Fig. 4. MGS4_V8 effectively delivers active saporin to cancer cells.

a H1299 cells were incubated biotinylated MGS4_V8 conjugated to streptavidin-saporin for 1 h, then washed, fixed and counterstained with an anti-saporin antibody (red), WGA-AF488 (green) and DAPI (blue). MGS4_V8 successfully delivers saporin into cancer cells while the control peptide, MGS4_V6 cannot. b MGS4_V8 and MGS4_V9 saporin-conjugates were serially diluted and incubated with H1299 and H2009 cells for 6 h after which, the MGS4-saporin conjugates were removed and complete growth media returned to the wells. At 72 h, viability was measured. IC50 values are provided in the inset. Individual measurements are shown. The mean is shown as an “X”. Error bars, in black, represent standard error measurements. Non-linear regression analysis is included in the supplementary material. c Colocalization time course as before, comparing MGS4_V8-streptavidin-Qdot trafficking to MGS4_V8-saporin trafficking. Pixels are plotted based on intensity in the red channel (x-axis) and the green channel (y-axis). Box 1 represents the population of saporin or Qdots not colocalized with the lysosome. Conversely, box 2 represents lysosomal staining not associated with Qdots or saporin signal. Box 3 contains colocalized pixels, which are falsely colored yellow and represent saporin or Qdots colocalized within the lysosomal compartment. A subpopulation of saporin containing vesicles remain distinct from lysosomes (box 1). The scale bar in all images represents 10 µm.

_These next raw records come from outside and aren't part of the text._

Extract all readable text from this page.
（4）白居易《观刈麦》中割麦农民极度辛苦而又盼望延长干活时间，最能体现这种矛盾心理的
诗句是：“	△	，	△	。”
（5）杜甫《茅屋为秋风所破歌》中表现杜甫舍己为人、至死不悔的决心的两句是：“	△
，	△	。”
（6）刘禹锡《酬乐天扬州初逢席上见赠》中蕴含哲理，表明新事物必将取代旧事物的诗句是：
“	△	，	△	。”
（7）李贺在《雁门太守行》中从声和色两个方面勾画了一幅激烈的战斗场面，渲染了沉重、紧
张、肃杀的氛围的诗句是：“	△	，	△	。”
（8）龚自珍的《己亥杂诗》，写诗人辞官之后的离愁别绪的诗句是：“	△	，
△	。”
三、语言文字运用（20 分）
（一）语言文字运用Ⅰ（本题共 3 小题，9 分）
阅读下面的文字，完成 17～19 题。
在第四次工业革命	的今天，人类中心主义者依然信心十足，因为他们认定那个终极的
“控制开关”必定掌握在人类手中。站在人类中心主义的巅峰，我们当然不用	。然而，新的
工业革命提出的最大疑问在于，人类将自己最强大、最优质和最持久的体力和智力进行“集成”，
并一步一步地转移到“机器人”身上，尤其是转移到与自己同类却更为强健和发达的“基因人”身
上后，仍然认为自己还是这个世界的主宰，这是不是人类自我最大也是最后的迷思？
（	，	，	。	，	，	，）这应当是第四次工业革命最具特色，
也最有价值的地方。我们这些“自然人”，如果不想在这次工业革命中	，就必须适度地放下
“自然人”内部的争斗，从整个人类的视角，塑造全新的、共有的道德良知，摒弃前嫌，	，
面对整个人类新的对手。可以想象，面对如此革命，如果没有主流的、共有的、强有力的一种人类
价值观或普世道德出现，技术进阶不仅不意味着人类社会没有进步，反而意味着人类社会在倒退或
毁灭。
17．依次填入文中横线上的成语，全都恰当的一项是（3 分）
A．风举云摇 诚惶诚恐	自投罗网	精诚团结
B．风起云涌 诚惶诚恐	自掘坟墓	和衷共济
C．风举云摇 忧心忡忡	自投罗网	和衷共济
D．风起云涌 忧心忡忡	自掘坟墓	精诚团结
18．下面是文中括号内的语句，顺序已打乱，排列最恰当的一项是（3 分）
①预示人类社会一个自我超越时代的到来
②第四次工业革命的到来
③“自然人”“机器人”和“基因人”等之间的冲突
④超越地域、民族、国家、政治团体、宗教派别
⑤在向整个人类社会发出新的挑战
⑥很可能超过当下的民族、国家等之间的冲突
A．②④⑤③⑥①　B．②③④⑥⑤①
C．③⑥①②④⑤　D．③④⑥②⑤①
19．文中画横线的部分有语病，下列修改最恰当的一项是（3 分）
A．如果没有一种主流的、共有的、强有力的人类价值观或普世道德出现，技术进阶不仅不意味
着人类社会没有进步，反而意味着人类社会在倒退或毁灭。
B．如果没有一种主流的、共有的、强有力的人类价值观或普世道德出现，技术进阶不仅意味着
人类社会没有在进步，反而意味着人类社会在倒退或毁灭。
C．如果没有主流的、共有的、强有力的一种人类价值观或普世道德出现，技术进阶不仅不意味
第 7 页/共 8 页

Fig. 5. MGS4_V8 homes to xenograft tumor after systemic delivery and can deliver saporin resulting in reduced tumor growth.

a H2009 tumor bearing nude mice (N = 4) were injected I.V. with MGS4_V8 or MGS4_V6 conjugated to NIR dye Alexa Fluor 750. At 12, 24, 48, and 72 h postinjection, mice were anesthetized and imaged on an IVIS® (Perkin Elmer) to measure total radiant efficiency in each tumor. MGS4_V8 accumulates in tumor 25–39 fold better than control peptide, MGS4_V6. MGS4_V6 accumulation is statistically no different than untreated tumors. Ex vivo NIR imaging of the tumors at the end of the experiment mirrors the data observed in the living animals. Whiskers represent min-to-max values, 25^th to 75^th percentile are represented by the box, the line shows the median, the + symbol represents the mean, and individual data is shown as a dot. Data for individual animals is included in Supplementary Table 8. b Excised tumors from the previous experiment were fixed in PBS + 4% formaldehyde and then imaged again together on a LI-COR^® Odyssey. Arbitrary fluorescence units (AFU) were determined for each tumor and the average and SEM are shown below the image. The mean fluorescent intensity is 240-fold greater for MGS4_V8-Alexa Fluor 750 conjugate than the MGS4_V6 control conjugate. c Saporin was conjugated to either targeting MGS4_V8 or nontargeting MGS4_V6 and 7.5 µg of the conjugate was injected I.V. into mice bearing subcutaneous tumors. Animals were dosed 2 times per week for 2.5 weeks (indicated by arrows). Tumors were measured every other day. MGS4_V8-saporin clearly slows tumor growth, while nontargeted saporin has no effect compared to untreated animals. Error bars represent SEM, *p-value < 0.05, **p-value < 0.01, ***p-value < 0.001, ****p-value < 0.0001 (two-way ANOVA). d Tumor size (mm3) are shown for individual animals at days 0, 6, 12, and 18. Mean value is represented by the horizontal line and the error bars represent standard error. There is no statistical difference between MGS4_V6-Saporin and untreated at any day. At days 12 and 18 MGS4_V8-Saporin is statistically different than untreated (p-values 0.0099 and 0.0029, respectively) and MGS4_V6-Saporin (p-values 0.0069 and 0.0009, respectively).